Local manufacturers for face masks, ventilators

JOHANNESBURG – The Government is planning to draw on local manufacturing and scientific expertise to produce essential medical equipment to respond to Covid-19. 

This could boost job creation and domestic output as the economy was expected to decline to unprecedented levels as productivity stalled to curb the spread of the virus.

Minister of Trade and Industry Ebrahim Patel said on Saturday that the government would be working with local companies and innovators to manufacture face masks and much-needed ventilators instead of depending on scant imports.

President Cyril Ramaphosa allocated R20billion expenditure on efforts to directly address the pandemic – including ventilators, medicine and personal protective equipment – from the R500bn economic recovery package he announced last week.

Patel said his department had been working with the National Ventilator Project to bring together all local efforts using a government strategy that consists of three elements.

“The first element is to get ventilators that are required by the healthcare system anywhere in the world; we want to buy them. But, of course, everyone wants a ventilator right now and so there is an enormous global shortage of ventilators,” Patel said.

“The second element of our work is to stimulate the production and manufacturing of ventilators using global prototypes. Where it is available, we take the technologies being developed elsewhere and we encourage local manufacturers using those specifications to make those ventilators here.

“The third element is to use South African know-how and ingenuity. We are bringing the technology and the technical know-how of a team of capable scientists and technologists working on the Square Kilometre Array and they are being put to use to take all the ideas and run them through a stress-testing exercise.”
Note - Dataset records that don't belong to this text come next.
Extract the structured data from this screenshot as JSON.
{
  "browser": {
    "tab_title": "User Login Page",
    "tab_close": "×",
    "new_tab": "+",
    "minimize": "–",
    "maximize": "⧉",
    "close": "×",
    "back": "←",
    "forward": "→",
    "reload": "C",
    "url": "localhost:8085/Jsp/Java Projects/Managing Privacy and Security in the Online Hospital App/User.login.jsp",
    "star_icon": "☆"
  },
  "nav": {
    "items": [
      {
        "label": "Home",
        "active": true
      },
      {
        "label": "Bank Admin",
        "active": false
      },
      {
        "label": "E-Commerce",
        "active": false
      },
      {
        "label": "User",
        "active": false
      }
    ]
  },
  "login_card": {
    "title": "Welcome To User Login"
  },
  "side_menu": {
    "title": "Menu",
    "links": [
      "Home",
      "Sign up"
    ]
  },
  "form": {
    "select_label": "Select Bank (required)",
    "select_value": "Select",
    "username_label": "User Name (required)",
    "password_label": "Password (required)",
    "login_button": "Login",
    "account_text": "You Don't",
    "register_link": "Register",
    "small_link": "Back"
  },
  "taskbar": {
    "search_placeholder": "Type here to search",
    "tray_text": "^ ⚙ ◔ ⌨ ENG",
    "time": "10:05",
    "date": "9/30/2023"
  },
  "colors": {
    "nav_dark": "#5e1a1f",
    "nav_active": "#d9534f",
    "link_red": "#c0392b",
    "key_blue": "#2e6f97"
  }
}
Patel outlined the industries that would be allowed to operate when the lockdown restrictions were eased from Level 5 to Level 4 from Friday to allow limited economic activity.

The easing of the regulations would see at least 1.5 million workers in manufacturing, construction, agriculture, retail and fast-food returning to work after five weeks of the country’s stringent national lockdown.

Patel said the government hoped to make a formal announcement about the progress of ventilator projects within the next few weeks, before putting them into incubation for further development and production.

“So that before the peak of Covid-19 in South Africa affects our population, we would have begun to produce ventilators here using South African technologies, know-how and South African workers,” Patel said.

“We are using the opportunity to create jobs and to create industrial output for South Africa. And very importantly, we have a responsibility to the rest of the African continent to produce on scale both for the South African market and for our neighbours.” Countries such as Germany and the US have instructed their car manufacturers to make ventilators for Covid-19 patients.